Komodo stopped the man in his tracks with a few choice comments and brought him up to speed. Smyth’s rejoinder was surprisingly heated.

“What the hell are the Brits up to? They having Terrorist Amnesty week or something?”

“Coyote has prepared and planned this with the Blood King’s help and money,” Komodo said. “If the man can kidnap President Coburn he can sure engineer the shutdown of a town for twenty four hours.”

“Damn Russkie,” Smyth said. “Bastard’s in the ground and still haunting us.”

Komodo agreed, but didn’t say so out loud. Instead he explained Karin’s new role as she shot past a Vue cinema and restaurant area, then negotiated a series of bends. Soon, the main road was left behind and darkness closed over the car. Even the streetlights were sparse. Komodo didn’t like it, and ended the call saying he would get back to the DC team.

“Where the hell are we?”

Karin shrugged. “Almost there. I trust Crouch. Don’t you?”

Komodo grunted. “Drake does. But the man’s been compromised for years. How’s that affecting him right now?”

“Dunno. Maybe when this is over he and Michael can sit down and talk about it.”

Komodo wondered at her brusque tone but ignored it. “Well, it’ll take more than a coffee at Starbucks with Crouch to convince me, that’s all I’m sayin’.”

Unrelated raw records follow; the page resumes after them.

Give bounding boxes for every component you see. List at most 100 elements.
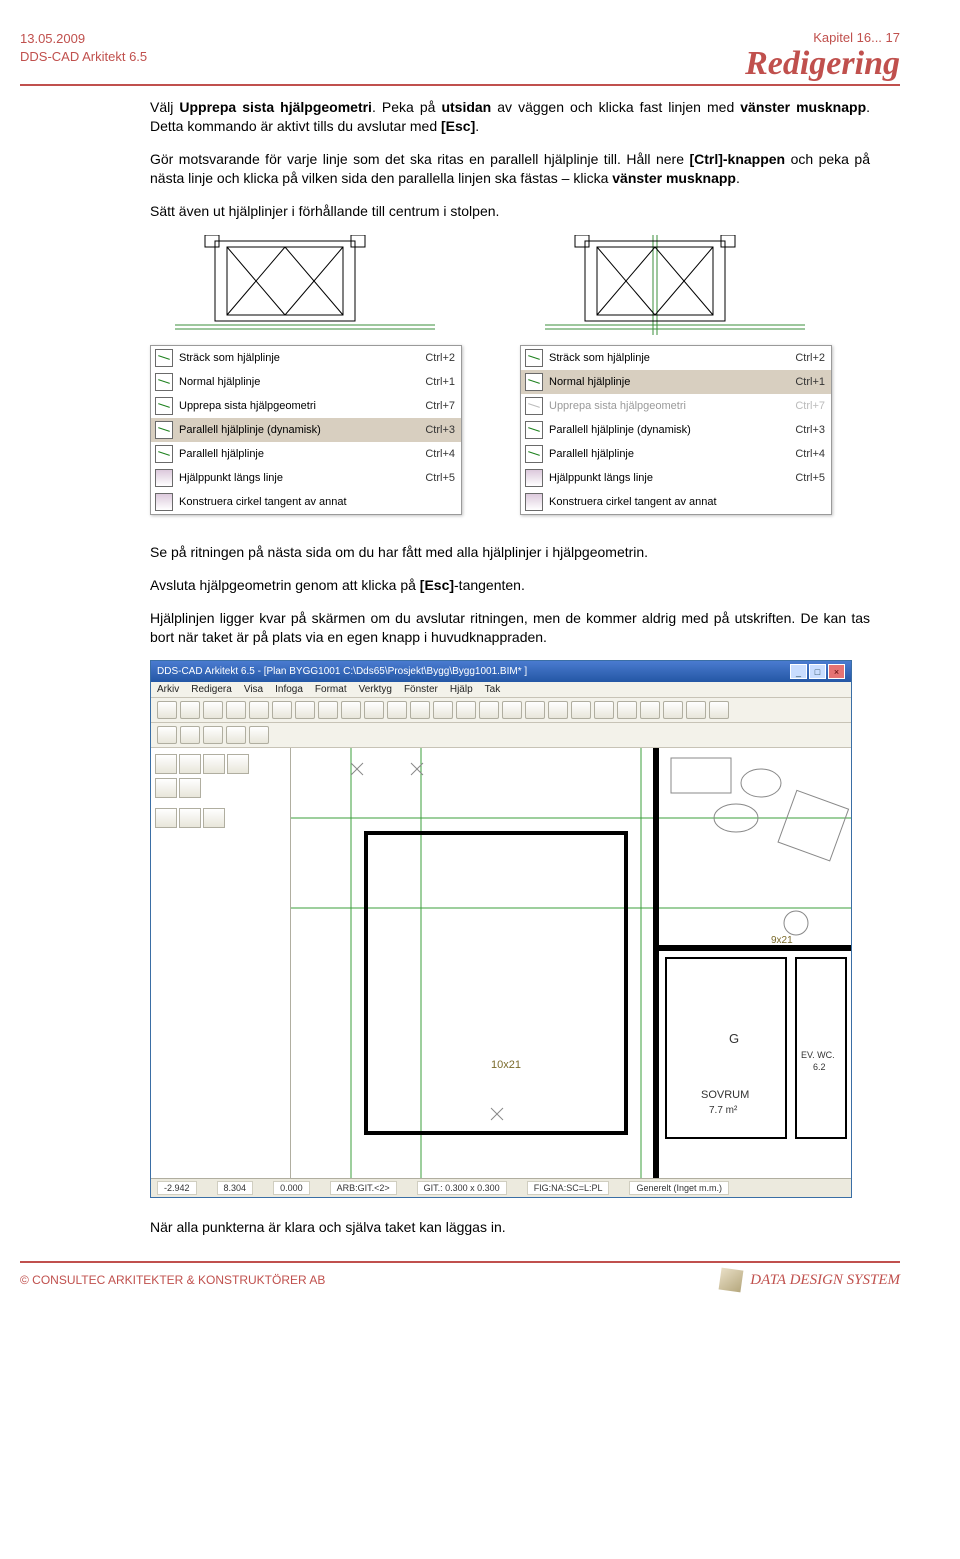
tool-button[interactable] [571,701,591,719]
close-button[interactable]: × [828,664,845,679]
tool-button[interactable] [249,726,269,744]
logo-cube-icon [719,1268,744,1293]
tool-button[interactable] [433,701,453,719]
room-name-evwc: EV. WC. [801,1050,835,1060]
menu-item[interactable]: Hjälppunkt längs linjeCtrl+5 [521,466,831,490]
palette-button[interactable] [203,808,225,828]
menu-infoga[interactable]: Infoga [275,684,303,695]
footer-right: DATA DESIGN SYSTEM [720,1269,900,1291]
room-name-g: G [729,1031,739,1046]
menu-tak[interactable]: Tak [485,684,501,695]
menu-item[interactable]: Konstruera cirkel tangent av annat [151,490,461,514]
menu-item[interactable]: Sträck som hjälplinjeCtrl+2 [521,346,831,370]
menu-item[interactable]: Upprepa sista hjälpgeometriCtrl+7 [151,394,461,418]
palette-button[interactable] [179,778,201,798]
text: Välj [150,99,179,115]
menu-item-shortcut: Ctrl+3 [425,424,455,436]
menu-visa[interactable]: Visa [244,684,263,695]
menu-item[interactable]: Parallell hjälplinjeCtrl+4 [151,442,461,466]
menu-item[interactable]: Konstruera cirkel tangent av annat [521,490,831,514]
menu-verktyg[interactable]: Verktyg [359,684,392,695]
text: . Peka på [372,99,441,115]
tool-button[interactable] [180,726,200,744]
menu-item[interactable]: Hjälppunkt längs linjeCtrl+5 [151,466,461,490]
tool-button[interactable] [249,701,269,719]
tool-button[interactable] [387,701,407,719]
menu-item[interactable]: Normal hjälplinjeCtrl+1 [151,370,461,394]
menu-item-label: Parallell hjälplinje (dynamisk) [179,424,419,436]
palette-button[interactable] [203,754,225,774]
menu-hjalp[interactable]: Hjälp [450,684,473,695]
status-fig: FIG:NA:SC=L:PL [527,1181,610,1195]
menu-item-label: Parallell hjälplinje [549,448,789,460]
tool-button[interactable] [410,701,430,719]
tool-button[interactable] [502,701,522,719]
text-bold: Upprepa sista hjälpgeometri [179,99,372,115]
menu-redigera[interactable]: Redigera [191,684,232,695]
menu-item-label: Konstruera cirkel tangent av annat [179,496,449,508]
tool-button[interactable] [226,701,246,719]
tool-button[interactable] [272,701,292,719]
tool-button[interactable] [157,726,177,744]
tool-button[interactable] [203,701,223,719]
palette-button[interactable] [155,808,177,828]
tool-button[interactable] [295,701,315,719]
app-body: 10x21 9x21 G SOVRUM 7.7 m² EV. WC. 6.2 [151,748,851,1178]
tool-button[interactable] [364,701,384,719]
menu-fonster[interactable]: Fönster [404,684,438,695]
menu-item-label: Normal hjälplinje [549,376,789,388]
menu-arkiv[interactable]: Arkiv [157,684,179,695]
tool-button[interactable] [203,726,223,744]
menu-item[interactable]: Parallell hjälplinje (dynamisk)Ctrl+3 [521,418,831,442]
menu-item[interactable]: Sträck som hjälplinje Ctrl+2 [151,346,461,370]
status-git: GIT.: 0.300 x 0.300 [417,1181,507,1195]
header-section-title: Redigering [745,45,900,82]
status-arb: ARB:GIT.<2> [330,1181,397,1195]
tool-button[interactable] [548,701,568,719]
paragraph-2: Gör motsvarande för varje linje som det … [150,150,870,188]
room-name-sovrum: SOVRUM [701,1089,749,1101]
minimize-button[interactable]: _ [790,664,807,679]
menu-item-shortcut: Ctrl+7 [795,400,825,412]
palette-button[interactable] [179,754,201,774]
menu-item-label: Normal hjälplinje [179,376,419,388]
tool-button[interactable] [617,701,637,719]
menu-item-highlighted[interactable]: Normal hjälplinjeCtrl+1 [521,370,831,394]
tool-button[interactable] [709,701,729,719]
maximize-button[interactable]: □ [809,664,826,679]
drawing-canvas[interactable]: 10x21 9x21 G SOVRUM 7.7 m² EV. WC. 6.2 [291,748,851,1178]
tool-button[interactable] [525,701,545,719]
menu-item-highlighted[interactable]: Parallell hjälplinje (dynamisk) Ctrl+3 [151,418,461,442]
palette-button[interactable] [155,778,177,798]
palette-button[interactable] [227,754,249,774]
menu-item-shortcut: Ctrl+5 [795,472,825,484]
header-product: DDS-CAD Arkitekt 6.5 [20,48,147,66]
palette-button[interactable] [155,754,177,774]
tool-button[interactable] [318,701,338,719]
status-z: 0.000 [273,1181,310,1195]
tool-button[interactable] [226,726,246,744]
header-left: 13.05.2009 DDS-CAD Arkitekt 6.5 [20,30,147,65]
tool-button[interactable] [456,701,476,719]
tool-button[interactable] [341,701,361,719]
menu-item-shortcut: Ctrl+2 [425,352,455,364]
text: Avsluta hjälpgeometrin genom att klicka … [150,577,420,593]
room-label: 10x21 [491,1059,521,1071]
paragraph-6: Hjälplinjen ligger kvar på skärmen om du… [150,609,870,647]
header-right: Kapitel 16... 17 Redigering [745,30,900,82]
menu-item-shortcut: Ctrl+4 [795,448,825,460]
menu-format[interactable]: Format [315,684,347,695]
tool-button[interactable] [640,701,660,719]
tool-button[interactable] [686,701,706,719]
menu-item-label: Parallell hjälplinje [179,448,419,460]
room-area-sovrum: 7.7 m² [709,1105,738,1116]
text-bold: vänster musknapp [740,99,866,115]
tool-button[interactable] [479,701,499,719]
palette-button[interactable] [179,808,201,828]
tool-button[interactable] [594,701,614,719]
tool-button[interactable] [157,701,177,719]
menu-item-label: Sträck som hjälplinje [179,352,419,364]
tool-button[interactable] [180,701,200,719]
tool-button[interactable] [663,701,683,719]
menu-item[interactable]: Parallell hjälplinje Ctrl+4 [521,442,831,466]
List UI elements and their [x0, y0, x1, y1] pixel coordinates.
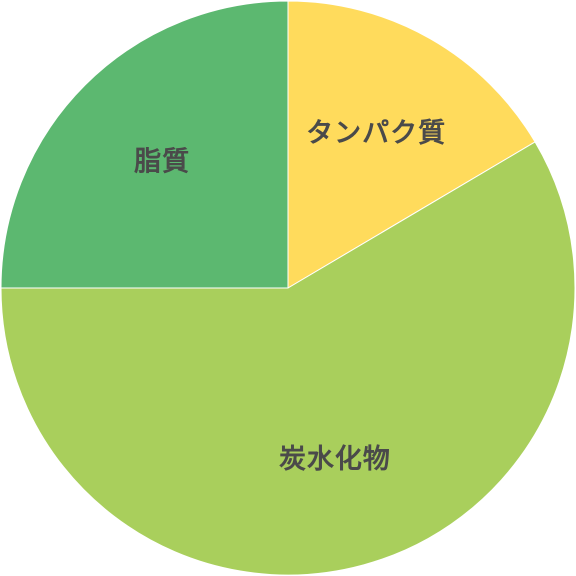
pie-label-protein: タンパク質	[306, 118, 446, 149]
pie-label-carbohydrate: 炭水化物	[279, 444, 391, 475]
pie-slices	[0, 0, 576, 576]
pie-label-fat: 脂質	[134, 147, 190, 178]
pie-chart: タンパク質炭水化物 脂質	[0, 0, 576, 576]
pie-slice-fat	[0, 0, 289, 289]
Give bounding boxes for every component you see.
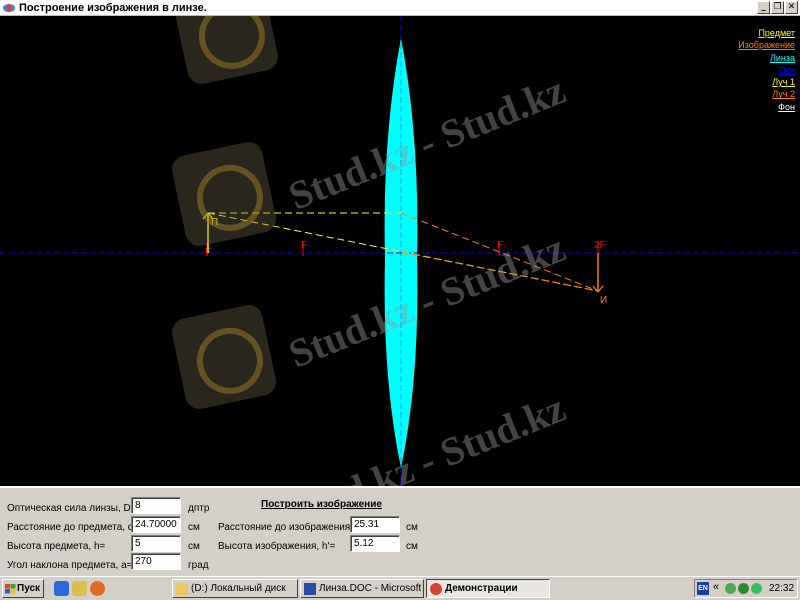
legend-ray-1[interactable]: Луч 1 — [738, 76, 795, 88]
ray2-center-tail — [400, 251, 599, 292]
firefox-icon[interactable] — [90, 581, 105, 596]
network-icon[interactable] — [725, 583, 736, 594]
word-icon — [304, 583, 316, 595]
outlook-icon[interactable] — [72, 581, 87, 596]
image-label: И — [600, 295, 607, 306]
task-label: Линза.DOC - Microsoft ... — [319, 583, 424, 594]
legend-object[interactable]: Предмет — [738, 27, 795, 39]
start-button[interactable]: Пуск — [2, 579, 44, 598]
object-angle-input[interactable]: 270 — [131, 553, 181, 570]
object-distance-unit: см — [188, 522, 200, 533]
focus-label-right: F — [497, 240, 503, 251]
double-focus-label-right: 2F — [594, 240, 606, 251]
object-height-input[interactable]: 5 — [131, 535, 181, 552]
legend-ray-2[interactable]: Луч 2 — [738, 88, 795, 100]
ray1-refracted — [400, 212, 599, 292]
restore-button[interactable]: ❐ — [771, 1, 784, 14]
app-icon — [430, 583, 442, 595]
lens-power-unit: дптр — [188, 503, 210, 514]
lens-power-label: Оптическая сила линзы, D= — [7, 503, 137, 514]
build-image-button[interactable]: Построить изображение — [261, 499, 382, 510]
control-panel: Оптическая сила линзы, D= 8 дптр Расстоя… — [0, 486, 800, 576]
image-height-label: Высота изображения, h'= — [218, 541, 336, 552]
window-title-bar[interactable]: Построение изображения в линзе. _ ❐ ✕ — [0, 0, 800, 16]
object-height-unit: см — [188, 541, 200, 552]
app-icon — [3, 3, 15, 12]
object-height-label: Высота предмета, h= — [7, 541, 106, 552]
focus-label-left: F — [301, 240, 307, 251]
antivirus-icon[interactable] — [751, 583, 762, 594]
object-angle-label: Угол наклона предмета, a= — [7, 560, 133, 571]
language-indicator[interactable]: EN — [697, 582, 709, 595]
object-label: П — [211, 217, 218, 228]
image-distance-label: Расстояние до изображения, f= — [218, 522, 365, 533]
legend-lens[interactable]: Линза — [738, 52, 795, 64]
color-legend: Предмет Изображение Линза Оси Луч 1 Луч … — [738, 27, 795, 113]
task-word-document[interactable]: Линза.DOC - Microsoft ... — [300, 579, 424, 598]
minimize-button[interactable]: _ — [757, 1, 770, 14]
task-label: (D:) Локальный диск — [191, 583, 286, 594]
window-controls: _ ❐ ✕ — [757, 1, 798, 14]
legend-axes[interactable]: Оси — [738, 64, 795, 76]
drawing-canvas[interactable]: F F F 2F П И Stud.kz - Stud.kz Stud.kz -… — [0, 16, 800, 486]
window-title: Построение изображения в линзе. — [19, 1, 207, 14]
windows-logo-icon — [5, 584, 16, 594]
object-distance-label: Расстояние до предмета, d= — [7, 522, 140, 533]
start-label: Пуск — [17, 583, 41, 594]
close-button[interactable]: ✕ — [785, 1, 798, 14]
ie-icon[interactable] — [54, 581, 69, 596]
object-distance-input[interactable]: 24.70000 — [131, 516, 181, 533]
legend-image[interactable]: Изображение — [738, 39, 795, 51]
security-icon[interactable] — [738, 583, 749, 594]
taskbar: Пуск (D:) Локальный диск Линза.DOC - Mic… — [0, 576, 800, 600]
object-angle-unit: град — [188, 560, 209, 571]
system-tray: EN « 22:32 — [694, 579, 798, 598]
clock: 22:32 — [769, 583, 795, 594]
task-demonstrations[interactable]: Демонстрации — [426, 579, 550, 598]
image-height-output: 5.12 — [350, 535, 400, 552]
image-distance-output: 25.31 — [350, 516, 400, 533]
image-height-unit: см — [406, 541, 418, 552]
legend-background[interactable]: Фон — [738, 101, 795, 113]
image-distance-unit: см — [406, 522, 418, 533]
lens-power-input[interactable]: 8 — [131, 497, 181, 514]
optics-diagram: F F F 2F П И — [0, 16, 800, 486]
task-local-disk[interactable]: (D:) Локальный диск — [172, 579, 298, 598]
folder-icon — [176, 583, 188, 595]
task-label: Демонстрации — [445, 583, 518, 594]
show-hidden-icons-icon[interactable]: « — [713, 581, 719, 593]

Karin stopped the car outside a nondescript warehouse. The place was in darkness, streetlights out for blocks around, surrounding businesses either closed down or shut for the night.

A man glided out of the shadows ahead. For all intents and purposes he looked like a local security guard, even to the apparent paunch at his waist. The only things that gave him away was the chiseled face and observant eyes; the hand that never left his pocket. He signaled to Karin to turn the car headlights off.

Komodo climbed out of the car.

“Stop,” the guard said, carefully listening to a walkie-talkie and watching the big American.

“Karin Blake?” he asked.

“Not me, dude. She’s in the car.”

Not impressed, the guard turned away. “Follow me.”